June 10th: Dr. Richard Boyatzis;: “Effective Coaching for Sustained, Desired Change: Resonant Relationships, Emotional Intelligence, Compassion and Hope.”

Keynote Description:

Growing and developing is a major driving force in our quest to help others, make a difference and contribute to a better organization and society. Coaches, as a class of people who help others establish a deep emotional connection with others called resonance, whether teacher-student, professor-student, doctor-patient, nurse-patient, coach-coachee, mentor-protégé, manager-subordinate, and likely parent-child and spouse/partner to spouse/partner. They are literally, in tune with clients. Their own levels of emotional intelligence allow them to create and nurture these resonant relationships. They use their EI on the path through mindfulness, hope, compassion, and playfulness.

These experiences of mindfulness, hope, compassion, and playfulness are essential to renewal of the human organism at the neurological, hormonal, emotional, and behavioral levels. Based on decades of research into emotional intelligence competencies and longitudinal studies in their development, Professor Richard Boyatzis will lead the audience through examples of how coaching with compassion (i.e., coaching a person to the PEA, their vision and values) is key to leadership development and more resonant relationships. He will describe recent fMRI studies on coaching to the Positive Emotional Attractor (PEA) versus the Negative Emotional Attractor (NEA), as well as recent doctor-patient studies showing that arousal of the PEA increased treatment adherence for Type II Diabetics. He will explain why it is central to neuro-endocrine renewal in the human body (which is the only antidote to the ravages of chronic stress). .

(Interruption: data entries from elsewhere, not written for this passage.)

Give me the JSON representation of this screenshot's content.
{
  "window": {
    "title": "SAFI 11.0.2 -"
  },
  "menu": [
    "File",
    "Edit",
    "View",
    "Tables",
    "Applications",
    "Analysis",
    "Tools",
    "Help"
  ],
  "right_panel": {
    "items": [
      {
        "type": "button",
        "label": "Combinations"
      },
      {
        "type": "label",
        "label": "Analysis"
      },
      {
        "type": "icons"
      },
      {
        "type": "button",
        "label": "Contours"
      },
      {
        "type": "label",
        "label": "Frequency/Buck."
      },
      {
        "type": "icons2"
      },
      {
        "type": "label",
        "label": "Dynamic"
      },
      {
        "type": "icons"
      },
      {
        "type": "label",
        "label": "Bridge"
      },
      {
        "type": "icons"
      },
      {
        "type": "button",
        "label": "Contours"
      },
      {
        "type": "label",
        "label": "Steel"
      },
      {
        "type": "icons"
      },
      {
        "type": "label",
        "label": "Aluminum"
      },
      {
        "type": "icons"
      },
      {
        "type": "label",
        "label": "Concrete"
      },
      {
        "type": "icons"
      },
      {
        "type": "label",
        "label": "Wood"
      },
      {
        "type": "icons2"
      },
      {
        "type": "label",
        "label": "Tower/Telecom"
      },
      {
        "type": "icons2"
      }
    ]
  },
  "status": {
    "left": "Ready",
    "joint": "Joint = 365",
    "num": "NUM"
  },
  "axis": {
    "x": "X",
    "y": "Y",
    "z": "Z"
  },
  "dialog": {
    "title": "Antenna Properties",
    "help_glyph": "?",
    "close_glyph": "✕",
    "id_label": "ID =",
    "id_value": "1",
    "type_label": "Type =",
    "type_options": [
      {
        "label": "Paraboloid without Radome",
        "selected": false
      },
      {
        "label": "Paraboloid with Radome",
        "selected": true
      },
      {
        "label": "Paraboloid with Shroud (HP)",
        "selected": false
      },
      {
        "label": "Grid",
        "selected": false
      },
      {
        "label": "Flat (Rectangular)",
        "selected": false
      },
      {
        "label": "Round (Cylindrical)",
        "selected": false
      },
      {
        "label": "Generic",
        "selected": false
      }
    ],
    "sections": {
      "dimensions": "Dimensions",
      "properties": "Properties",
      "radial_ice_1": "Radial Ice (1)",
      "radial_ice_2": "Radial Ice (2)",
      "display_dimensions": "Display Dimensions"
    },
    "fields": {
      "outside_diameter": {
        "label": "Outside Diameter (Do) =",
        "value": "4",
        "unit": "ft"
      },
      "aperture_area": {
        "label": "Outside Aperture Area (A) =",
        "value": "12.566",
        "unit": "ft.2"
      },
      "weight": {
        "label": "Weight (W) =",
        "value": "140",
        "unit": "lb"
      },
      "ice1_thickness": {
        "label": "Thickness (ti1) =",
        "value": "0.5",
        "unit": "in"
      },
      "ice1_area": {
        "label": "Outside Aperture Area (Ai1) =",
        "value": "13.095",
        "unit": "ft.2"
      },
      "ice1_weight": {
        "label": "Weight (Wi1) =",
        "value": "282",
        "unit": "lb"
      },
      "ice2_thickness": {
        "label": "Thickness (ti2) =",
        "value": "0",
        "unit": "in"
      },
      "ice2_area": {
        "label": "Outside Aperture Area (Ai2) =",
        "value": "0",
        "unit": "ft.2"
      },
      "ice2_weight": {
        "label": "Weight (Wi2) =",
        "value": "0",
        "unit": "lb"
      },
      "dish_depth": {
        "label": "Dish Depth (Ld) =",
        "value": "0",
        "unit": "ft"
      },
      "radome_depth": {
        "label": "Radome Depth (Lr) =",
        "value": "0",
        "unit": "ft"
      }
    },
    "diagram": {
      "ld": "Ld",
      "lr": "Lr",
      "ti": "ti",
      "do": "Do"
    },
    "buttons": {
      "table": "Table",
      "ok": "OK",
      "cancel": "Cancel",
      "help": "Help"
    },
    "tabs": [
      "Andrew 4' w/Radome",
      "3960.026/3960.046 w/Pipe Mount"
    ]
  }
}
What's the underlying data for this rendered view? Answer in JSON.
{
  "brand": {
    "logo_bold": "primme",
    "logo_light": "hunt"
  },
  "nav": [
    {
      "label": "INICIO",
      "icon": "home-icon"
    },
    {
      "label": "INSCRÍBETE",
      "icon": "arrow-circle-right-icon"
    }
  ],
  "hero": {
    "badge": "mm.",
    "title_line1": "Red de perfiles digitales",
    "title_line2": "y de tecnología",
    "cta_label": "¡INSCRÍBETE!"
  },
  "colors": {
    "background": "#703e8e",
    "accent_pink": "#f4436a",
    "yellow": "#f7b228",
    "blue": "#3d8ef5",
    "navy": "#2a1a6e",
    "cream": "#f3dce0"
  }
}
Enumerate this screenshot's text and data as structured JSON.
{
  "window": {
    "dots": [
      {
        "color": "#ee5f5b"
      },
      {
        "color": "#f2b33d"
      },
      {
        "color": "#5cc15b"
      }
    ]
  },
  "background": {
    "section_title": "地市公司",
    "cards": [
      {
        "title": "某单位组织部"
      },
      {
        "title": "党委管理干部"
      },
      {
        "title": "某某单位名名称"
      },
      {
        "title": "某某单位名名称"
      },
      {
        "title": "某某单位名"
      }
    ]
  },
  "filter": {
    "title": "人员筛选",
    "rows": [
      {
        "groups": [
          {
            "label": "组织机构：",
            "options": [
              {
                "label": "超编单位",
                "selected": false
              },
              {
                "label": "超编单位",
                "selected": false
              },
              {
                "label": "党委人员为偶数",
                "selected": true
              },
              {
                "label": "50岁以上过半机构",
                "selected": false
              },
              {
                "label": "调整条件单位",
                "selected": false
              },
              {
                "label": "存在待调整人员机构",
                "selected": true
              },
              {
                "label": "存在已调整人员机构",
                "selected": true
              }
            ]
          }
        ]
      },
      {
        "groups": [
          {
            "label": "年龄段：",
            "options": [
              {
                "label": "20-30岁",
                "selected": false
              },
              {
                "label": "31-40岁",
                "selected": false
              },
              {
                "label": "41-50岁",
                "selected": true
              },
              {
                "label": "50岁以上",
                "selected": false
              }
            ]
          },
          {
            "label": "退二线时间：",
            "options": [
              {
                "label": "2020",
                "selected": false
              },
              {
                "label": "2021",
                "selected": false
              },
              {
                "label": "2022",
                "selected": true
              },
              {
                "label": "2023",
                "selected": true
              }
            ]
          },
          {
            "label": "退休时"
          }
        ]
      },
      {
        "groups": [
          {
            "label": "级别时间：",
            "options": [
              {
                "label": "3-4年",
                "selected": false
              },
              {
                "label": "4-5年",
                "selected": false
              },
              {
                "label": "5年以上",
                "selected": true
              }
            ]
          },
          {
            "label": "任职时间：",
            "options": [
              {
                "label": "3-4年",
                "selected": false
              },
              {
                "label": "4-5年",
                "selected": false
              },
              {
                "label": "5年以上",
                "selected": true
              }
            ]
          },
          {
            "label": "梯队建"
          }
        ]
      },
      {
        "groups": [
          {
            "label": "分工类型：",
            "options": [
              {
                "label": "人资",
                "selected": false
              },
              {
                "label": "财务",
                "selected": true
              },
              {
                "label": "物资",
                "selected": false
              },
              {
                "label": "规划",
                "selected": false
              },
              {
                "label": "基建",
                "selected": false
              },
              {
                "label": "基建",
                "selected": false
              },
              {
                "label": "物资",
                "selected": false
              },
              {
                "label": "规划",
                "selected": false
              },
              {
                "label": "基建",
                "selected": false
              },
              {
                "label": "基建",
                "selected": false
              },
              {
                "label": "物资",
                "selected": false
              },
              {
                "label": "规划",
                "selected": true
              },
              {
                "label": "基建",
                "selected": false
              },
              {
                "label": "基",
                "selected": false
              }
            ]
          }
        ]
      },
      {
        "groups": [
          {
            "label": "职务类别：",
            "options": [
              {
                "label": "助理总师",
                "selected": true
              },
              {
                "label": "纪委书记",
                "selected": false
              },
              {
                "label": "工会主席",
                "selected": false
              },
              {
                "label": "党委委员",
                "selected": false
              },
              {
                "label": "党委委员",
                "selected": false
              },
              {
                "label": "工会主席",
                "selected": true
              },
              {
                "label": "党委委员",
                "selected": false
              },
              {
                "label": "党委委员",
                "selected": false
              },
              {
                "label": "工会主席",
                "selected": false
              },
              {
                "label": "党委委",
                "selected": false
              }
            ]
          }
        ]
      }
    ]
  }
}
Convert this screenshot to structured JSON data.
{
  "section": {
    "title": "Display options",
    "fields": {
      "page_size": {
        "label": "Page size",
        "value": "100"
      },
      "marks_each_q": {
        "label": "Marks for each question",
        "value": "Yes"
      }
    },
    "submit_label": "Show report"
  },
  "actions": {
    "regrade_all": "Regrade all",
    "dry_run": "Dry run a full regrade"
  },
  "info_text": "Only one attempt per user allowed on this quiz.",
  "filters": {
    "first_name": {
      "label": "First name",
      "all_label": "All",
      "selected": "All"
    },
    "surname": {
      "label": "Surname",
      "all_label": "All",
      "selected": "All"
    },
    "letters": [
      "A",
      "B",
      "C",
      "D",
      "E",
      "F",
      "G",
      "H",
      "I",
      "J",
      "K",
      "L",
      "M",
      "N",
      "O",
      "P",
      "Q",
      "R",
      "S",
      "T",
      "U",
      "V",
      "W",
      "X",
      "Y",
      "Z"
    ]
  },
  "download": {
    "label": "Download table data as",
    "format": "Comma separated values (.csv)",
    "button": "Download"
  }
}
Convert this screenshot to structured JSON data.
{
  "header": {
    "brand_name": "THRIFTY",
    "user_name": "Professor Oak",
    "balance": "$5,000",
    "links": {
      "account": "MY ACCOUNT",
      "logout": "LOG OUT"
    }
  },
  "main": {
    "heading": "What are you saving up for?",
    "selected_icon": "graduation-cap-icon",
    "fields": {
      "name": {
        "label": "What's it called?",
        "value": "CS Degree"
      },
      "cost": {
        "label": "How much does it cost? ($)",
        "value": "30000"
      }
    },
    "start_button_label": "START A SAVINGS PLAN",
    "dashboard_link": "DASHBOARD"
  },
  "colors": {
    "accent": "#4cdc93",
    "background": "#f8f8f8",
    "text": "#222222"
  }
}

This session will address the following:

  1. A process for developing sustainable improvement on EI, resonant relationships and the central role of compassion in it.
  2. Understanding the psycho-physiological role of the Positive Emotional Attractor and the Negative Emotional Attractor in motivating change or encouraging the status quo regression.
  3. Perceiving how coaching with compassion is effective in helping people change in sustainable ways, but coaching for compliance is not. And why it is crucial to the sustainability of the leader (i.e., the coach) as well.
  4. Understanding the neural activations involved in these two forms of coaching and why one prepares a person to consider change and learning and the other closes their minds.
  5. How to coach others to develop EI, resonant leadership, and to sustainably change.

Presenter Bio:

Dr. Boyatzis is a Professor of Organizational Behavior at Case Western Reserve University, a renowned expert in emotional intelligence, and a prolific writer and teacher on the biology of leadership.  His work demonstrates the capacity for compassion, empathy, and self-knowledge as being essential for establishing the connections and chemistry needed for meaningful conversations.

His ongoing research supporting his Intentional Change Theory includes developing new and better measures of emotional, social and cognitive intelligence and how these abilities impact performance. His latest research includes fMRI studies to establish the neuro-endocrine arousal of coaching and the impact on how comfortable people are to express their feelings and ideas, and their willingness to change.

His intention is not only to share his latest work in interesting, and often funny, ways, but to lead the participants in various exercises to experience how his theories play out in our work.